Pendant des années, on a cru que les athlètes étaient experts en prise de décisions tactiques en raison de capacités cognitives innées (Williams & Ward, 2003). Cependant, il a été démontré depuis que l’entraînement améliore les connaissances propres à chaque sport et leur traitement cognitif. Par exemple, les curleurs experts ont de meilleurs performances attentionnelles que des curleurs novices (Shank & Lajoie, 2013). De plus, des entraînements basés sur l’imagerie visuelle et cognitive amélioreraient les capacités de prises de décision tactiques des curleurs avec une diminution significative des temps de décisions (Stewart & Hall, 2016). Plus largement, une étude sur les curleuses chinoise a montré d’importantes différences sur des mesures de concentration, d’attention, de perception du temps, de perception de la profondeur, et de mémorisation du mouvement en fonction de l’expertise sportive (Zhang, 2014).
Enfin, nous ne pouvions pas finir ce billet sans citer l’étude de Stone et collaborateurs (Stone, Rakhamilova, Gage, & Baker, 2017). Premièrement, parce qu’elle a quand même le nom de l’emploi.

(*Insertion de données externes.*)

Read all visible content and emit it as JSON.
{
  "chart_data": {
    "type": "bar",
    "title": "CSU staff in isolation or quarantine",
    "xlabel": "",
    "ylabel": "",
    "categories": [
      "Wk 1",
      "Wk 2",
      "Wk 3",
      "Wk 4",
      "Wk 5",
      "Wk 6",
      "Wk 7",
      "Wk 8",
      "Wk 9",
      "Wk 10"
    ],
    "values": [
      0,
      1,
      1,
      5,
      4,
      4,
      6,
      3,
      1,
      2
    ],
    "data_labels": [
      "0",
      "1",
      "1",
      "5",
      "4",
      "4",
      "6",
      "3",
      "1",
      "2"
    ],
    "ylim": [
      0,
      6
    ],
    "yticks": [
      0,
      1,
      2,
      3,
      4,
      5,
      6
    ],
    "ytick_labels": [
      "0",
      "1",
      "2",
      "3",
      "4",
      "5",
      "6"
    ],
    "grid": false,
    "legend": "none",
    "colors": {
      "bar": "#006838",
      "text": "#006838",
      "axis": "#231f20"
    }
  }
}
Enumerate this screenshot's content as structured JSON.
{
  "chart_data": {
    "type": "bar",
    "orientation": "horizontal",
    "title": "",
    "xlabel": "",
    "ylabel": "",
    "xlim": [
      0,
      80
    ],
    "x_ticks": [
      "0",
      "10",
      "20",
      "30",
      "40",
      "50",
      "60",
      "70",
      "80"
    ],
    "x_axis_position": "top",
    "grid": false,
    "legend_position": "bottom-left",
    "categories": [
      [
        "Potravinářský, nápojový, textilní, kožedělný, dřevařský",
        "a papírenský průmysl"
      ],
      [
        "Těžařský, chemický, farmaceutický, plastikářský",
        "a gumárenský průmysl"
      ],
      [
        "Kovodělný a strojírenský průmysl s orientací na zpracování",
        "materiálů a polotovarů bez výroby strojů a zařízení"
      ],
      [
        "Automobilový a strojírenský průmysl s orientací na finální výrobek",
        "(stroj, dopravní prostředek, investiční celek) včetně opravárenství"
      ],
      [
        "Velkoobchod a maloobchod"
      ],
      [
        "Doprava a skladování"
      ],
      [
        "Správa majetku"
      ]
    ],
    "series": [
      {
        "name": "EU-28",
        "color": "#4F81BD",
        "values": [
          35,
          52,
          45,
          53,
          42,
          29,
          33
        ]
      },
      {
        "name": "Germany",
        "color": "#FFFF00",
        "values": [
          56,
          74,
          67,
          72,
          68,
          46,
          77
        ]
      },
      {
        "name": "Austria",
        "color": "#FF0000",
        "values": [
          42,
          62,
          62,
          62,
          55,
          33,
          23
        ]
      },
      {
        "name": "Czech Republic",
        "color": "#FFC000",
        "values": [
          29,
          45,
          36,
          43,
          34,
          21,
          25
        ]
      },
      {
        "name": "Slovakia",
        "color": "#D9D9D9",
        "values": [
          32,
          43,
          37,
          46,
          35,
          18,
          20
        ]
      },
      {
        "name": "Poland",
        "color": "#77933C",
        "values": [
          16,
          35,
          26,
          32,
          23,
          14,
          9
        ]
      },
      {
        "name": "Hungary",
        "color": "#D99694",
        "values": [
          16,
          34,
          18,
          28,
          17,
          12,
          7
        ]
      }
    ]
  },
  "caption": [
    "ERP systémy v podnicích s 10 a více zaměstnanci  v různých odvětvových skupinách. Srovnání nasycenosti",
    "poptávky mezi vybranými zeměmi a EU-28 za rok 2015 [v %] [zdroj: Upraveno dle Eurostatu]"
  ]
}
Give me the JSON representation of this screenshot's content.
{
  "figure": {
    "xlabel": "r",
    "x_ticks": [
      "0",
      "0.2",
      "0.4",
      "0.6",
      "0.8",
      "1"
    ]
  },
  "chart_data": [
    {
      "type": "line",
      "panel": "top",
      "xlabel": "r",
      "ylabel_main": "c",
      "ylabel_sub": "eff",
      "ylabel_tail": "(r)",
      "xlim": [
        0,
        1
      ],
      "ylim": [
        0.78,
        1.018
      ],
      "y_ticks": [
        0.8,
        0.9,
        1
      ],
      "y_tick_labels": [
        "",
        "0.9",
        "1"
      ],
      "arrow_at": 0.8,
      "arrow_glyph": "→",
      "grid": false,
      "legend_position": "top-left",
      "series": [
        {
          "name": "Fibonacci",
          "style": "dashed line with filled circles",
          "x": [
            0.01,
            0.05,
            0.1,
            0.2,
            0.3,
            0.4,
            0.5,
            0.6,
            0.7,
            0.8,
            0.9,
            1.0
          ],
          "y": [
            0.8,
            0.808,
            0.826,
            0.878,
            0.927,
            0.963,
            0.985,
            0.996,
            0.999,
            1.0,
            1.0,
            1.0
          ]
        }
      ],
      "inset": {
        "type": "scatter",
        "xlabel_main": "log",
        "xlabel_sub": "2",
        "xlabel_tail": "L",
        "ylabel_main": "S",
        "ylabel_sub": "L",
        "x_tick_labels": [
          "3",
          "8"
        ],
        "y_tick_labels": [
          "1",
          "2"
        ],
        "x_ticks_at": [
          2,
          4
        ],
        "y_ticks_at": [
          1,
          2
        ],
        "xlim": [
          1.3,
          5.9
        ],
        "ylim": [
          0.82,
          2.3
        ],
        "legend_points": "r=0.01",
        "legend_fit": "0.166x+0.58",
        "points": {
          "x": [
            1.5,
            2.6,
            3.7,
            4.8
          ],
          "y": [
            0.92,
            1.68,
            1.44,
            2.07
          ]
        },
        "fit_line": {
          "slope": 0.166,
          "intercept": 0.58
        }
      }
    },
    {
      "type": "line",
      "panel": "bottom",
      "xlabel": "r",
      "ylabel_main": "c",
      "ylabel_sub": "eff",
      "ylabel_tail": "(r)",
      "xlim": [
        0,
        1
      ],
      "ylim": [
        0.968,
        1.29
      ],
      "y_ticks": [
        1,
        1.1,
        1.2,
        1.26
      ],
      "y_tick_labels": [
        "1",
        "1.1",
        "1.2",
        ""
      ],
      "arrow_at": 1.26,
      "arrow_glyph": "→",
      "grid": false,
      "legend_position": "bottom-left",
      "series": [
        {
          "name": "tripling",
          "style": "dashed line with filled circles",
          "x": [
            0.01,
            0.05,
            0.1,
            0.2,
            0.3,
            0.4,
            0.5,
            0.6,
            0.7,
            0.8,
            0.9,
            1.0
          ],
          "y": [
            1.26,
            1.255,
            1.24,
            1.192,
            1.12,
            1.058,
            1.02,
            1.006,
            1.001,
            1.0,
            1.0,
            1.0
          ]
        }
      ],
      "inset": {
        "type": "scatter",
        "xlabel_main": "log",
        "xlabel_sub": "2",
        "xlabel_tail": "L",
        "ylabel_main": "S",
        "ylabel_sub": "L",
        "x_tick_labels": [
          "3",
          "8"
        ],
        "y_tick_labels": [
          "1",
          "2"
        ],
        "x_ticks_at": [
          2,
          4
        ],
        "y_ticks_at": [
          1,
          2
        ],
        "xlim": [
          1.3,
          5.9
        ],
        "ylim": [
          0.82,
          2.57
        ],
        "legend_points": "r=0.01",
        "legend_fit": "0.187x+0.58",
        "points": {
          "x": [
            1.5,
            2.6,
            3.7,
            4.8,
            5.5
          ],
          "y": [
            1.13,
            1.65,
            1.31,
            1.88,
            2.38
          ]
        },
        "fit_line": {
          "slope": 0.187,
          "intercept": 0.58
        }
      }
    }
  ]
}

Mais surtout, parce qu’elle démontre que la pratique du curling aurait un impact positif sur le bien être psychophysique des personnes âgées.
Quoi ? Comme Jean-Christophe, tu as déjà sorti ton plumeau ainsi que ton sous-pantalon thermorégulateur tout en cherchant la patinoire la plus proche ? GG buddy !
Références
Bradley, J. L. (2009). The sports science of curling: a practical review. Journal of sports science & medicine, 8(4), 495.
Mann, D. T. Y., Williams, A. M., Ward, P., & Janelle, C. M. (2007). Perceptual-cognitive expertise in sport: A meta-analysis. Journal of Sport & Exercise Psychology, 29, 457-478.
Shank, V, & Lajoie, Y. (2013). Attentional Demands in the Execution Phase of Curling in Novices and Experts. International Journal of Kinesiology & Sports Science. 1(1), 1-8.
Stewart, N. W., & Hall, C. (2016). The effects of cognitive general imagery use on decision accuracy and speed in curling. The Sport Psychologist, 30(4), 305-313.
Stone, R. C., Rakhamilova, Z., Gage, W. H., & Baker, J. (2017). Curling For Confidence: Psychophysical Benefits of Curling For Older Adults. Journal of aging and physical activity, 1-28.
Williams, A. M., & Ward, P. (2003). Perceptual expertise: Development in sports. In J. L. Starkes & K. A. Ericsson (Eds.), Expert performance in sports: Advances in research on sport expertise (pp. 219-250). Champaign, IL: Human Kinetics.
Zhang, S. Z. (2014). Analysis of Specific Cognitive Ability Characteristics of Chinese Women Curling Athletes. In Advanced Materials Research (Vol. 971, pp. 2736-2739). Trans Tech Publications.
Merci pour cet éclairage très pédagogique et documenté sur un sport olympique qui semble très mystérieux et drôle au 1er regard.
Merci pour ce retour !
Il est important de montrer ce qui ne saute pas toujours aux yeux, comme le fait que le curling soit un sport très exigeant sur les plans physiques et cognitifs.